Peut-être que les pourparlers ne seraient pas tous publics, mais ce serait du moins ouvert en ce sens que toutes les parties intéressées sauraient que l'on discute d'une question donnée et que l'on réfléchit à l'affaire.
M. Fréchette: Je peux dire sans aucune hésitation que dans la plupart des cas dont j'ai eu connaissance, le gouvernement fait tout en son pouvoir pour s'assurer de consulter pleinement toutes les parties intéressées. Peu importe que ces parties prennent l'initiative ou que le gouvernement doive faire des démarches, il y a consultation. Et je parle des intérêts des secteurs, des provinces ou de tout autre groupe susceptible d'être touché. Il serait complètement irresponsable de la part du gouvernement de ne pas le faire. Nous nous en occupons.
M. Winham: Monsieur Cullen, je voudrais faire quelques observations sur ce point, surtout sur l'opportunité de permettre à des intérêts privés de porter leur propre cause devant l'OMC. Vous ne devez pas oublier, premièrement, que l'OMC résulte d'un accord entre les États membres et qu'il est de l'intérêt du Canada de s'assurer que nos partenaires commerciaux respectent les règles, encore plus qu'il est de l'intérêt des groupes du secteur privé de s'assurer qu'ils respectent les règles.
S'il était possible pour un groupe privé du Canada de faire jouer le mécanisme de règlement des différends pour obtenir une décision contre les États-Unis, par exemple, cela constituerait un progrès radical de la notion même de règlement des différends. Il faudrait prévoir une capacité fortement accrue sur le plan de la procédure, par rapport à ce qui existe actuellement.
Deuxièmement, on a tendance à s'inspirer du modèle de l'ALENA dans ce domaine. Mais en fait, cela n'arrive qu'aux termes du chapitre 19, et encore, seulement pour les doits antidumping et compensateurs. C'est beaucoup plus un prolongement de l'examen judiciaire qu'un exemple du règlement des conflits tel qu'il a été mis au point à l'origine pour le GATT ou même tel qu'il a été appliqué selon le chapitre 20 de l'ALENA, qui prévoit plutôt un règlement d'État à État.
Je pense qu'il est possible qu'à l'avenir, on puisse obtenir une meilleure représentation des intérêts privés, mais il faudra y réfléchir très sérieusement.

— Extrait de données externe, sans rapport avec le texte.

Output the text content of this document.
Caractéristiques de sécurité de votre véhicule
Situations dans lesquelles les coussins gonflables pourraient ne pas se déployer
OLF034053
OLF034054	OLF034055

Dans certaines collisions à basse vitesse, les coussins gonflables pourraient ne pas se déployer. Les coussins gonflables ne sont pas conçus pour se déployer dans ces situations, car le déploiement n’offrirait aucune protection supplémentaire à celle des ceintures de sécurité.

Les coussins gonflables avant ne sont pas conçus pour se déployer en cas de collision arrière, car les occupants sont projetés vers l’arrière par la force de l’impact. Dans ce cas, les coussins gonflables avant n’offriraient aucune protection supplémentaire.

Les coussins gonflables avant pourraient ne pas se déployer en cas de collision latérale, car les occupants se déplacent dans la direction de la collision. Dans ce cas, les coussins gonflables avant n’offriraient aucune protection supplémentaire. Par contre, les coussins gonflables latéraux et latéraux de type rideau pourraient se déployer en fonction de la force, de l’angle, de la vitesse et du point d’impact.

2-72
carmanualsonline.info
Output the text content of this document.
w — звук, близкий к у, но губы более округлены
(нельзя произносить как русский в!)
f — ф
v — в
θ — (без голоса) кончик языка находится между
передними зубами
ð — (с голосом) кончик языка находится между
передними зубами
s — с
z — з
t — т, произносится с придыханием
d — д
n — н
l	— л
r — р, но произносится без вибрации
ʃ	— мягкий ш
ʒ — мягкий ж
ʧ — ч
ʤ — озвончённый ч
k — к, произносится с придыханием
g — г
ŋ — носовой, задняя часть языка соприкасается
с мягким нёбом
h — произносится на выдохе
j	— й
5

Le principal inconvénient, de mon point de vue, c'est que cela augmenterait considérablement la possibilité que des cas frivoles soient présentés, ce qui peut même se produire parfois, à mon avis, dans le cadre de la procédure actuelle prévue au chapitre 19 de l'ALENA.
M. Roy Cullen: Je m'intéresse de près à un dossier qui a rapport à l'ALENA. Il s'agit des raffineries de sucre. Les fabricants utilisent des produits qui contiennent du sucre et bénéficient du programme américain de réexportation. Il y a des gagnants dans un secteur et des perdants dans un autre. Quant au grand public, le résultat est plutôt neutre. Je comprends que c'est excellent de consulter et qu'il faut le faire, mais dans certains cas, il n'y a aucune solution facile et c'est assurément le cas dans ce dossier.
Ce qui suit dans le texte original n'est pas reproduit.